Expected Number of SNRs

How many supernova remnants should we expect to see based on t = 25 years (the shorter time span between supernova mentioned by Abell)? If the universe is only 7,000 years old, the number of supernova remnants actually seen for each stage is near the theoretical number that should be seen. Which universe (old or young) do these facts supports? Examine the table below and come to your own conclusion.

SNR Stage

Number expected Old Universe

Number expected Young Universe

Actual # seen

First

~2

~2

5

Second

2,256

258

200

Third

5,033

0

0

These results have raised some problems for astronomers. Cox remarked:

“The final example is the SNR population of the Large Magellanic Cloud. The observations have caused considerable surprise and loss of confidence….” [Cox]

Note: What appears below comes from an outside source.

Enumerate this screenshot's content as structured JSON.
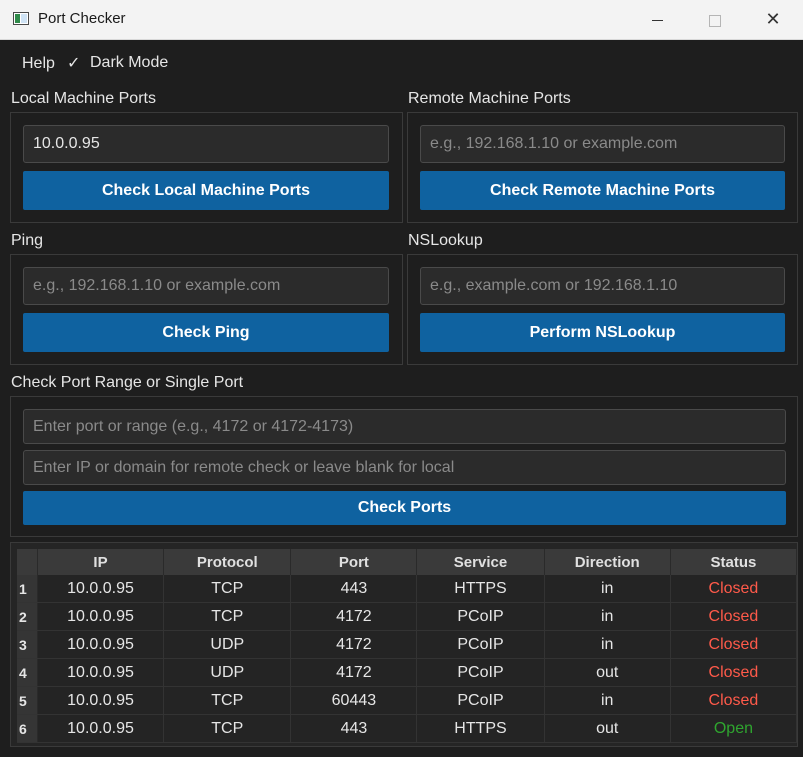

Such a finding, that the number of SNRs is much less than they should be should cause loss of confidence in the belief that the universe is billions of years old, but for most astronomers a younger universe is an astrophysical heresy, inadmissible and unthinkable. They would have to redevelop the entire science of stellar evolution. However, Clark and Caswell still want to know:

“Why have the large number of expected remnants not been detected?” [Clark]

Over 10 years ago, the National Research Council suggested:

“Major questions about these objects that should be addressed in the coming decade are: Where have all the remnants gone?” [National Research Council]

They aren’t there yet. The universe isn’t old enough to have the expected number.

References

Abell, George O., 1984, Realm of the Universe, Saunders College Publishing, New York, pp. 389-390.

Cioffi and McKee, 1988, Supernova Remnants and the Interstellar Medium, Colloquium Proceedings, eds. Roger and Landeck, CUP, p. 437.

Clark and Caswell, 1979, Monthly Notices of the Royal Astronomical Society, 174:267.

Cox, D., 1986, Astrophysical Journal, 304:771-779.

National Research Council, 1983, Challenges to Astronomy and Astrophysics working documents of the Astronomy Survey Committee, p. 166, National Academy Press.

Van Flandern, T., 1993, Dark Matter, Missing Planets & New Comets, North Atlantic Books, Berkeley, p. 181.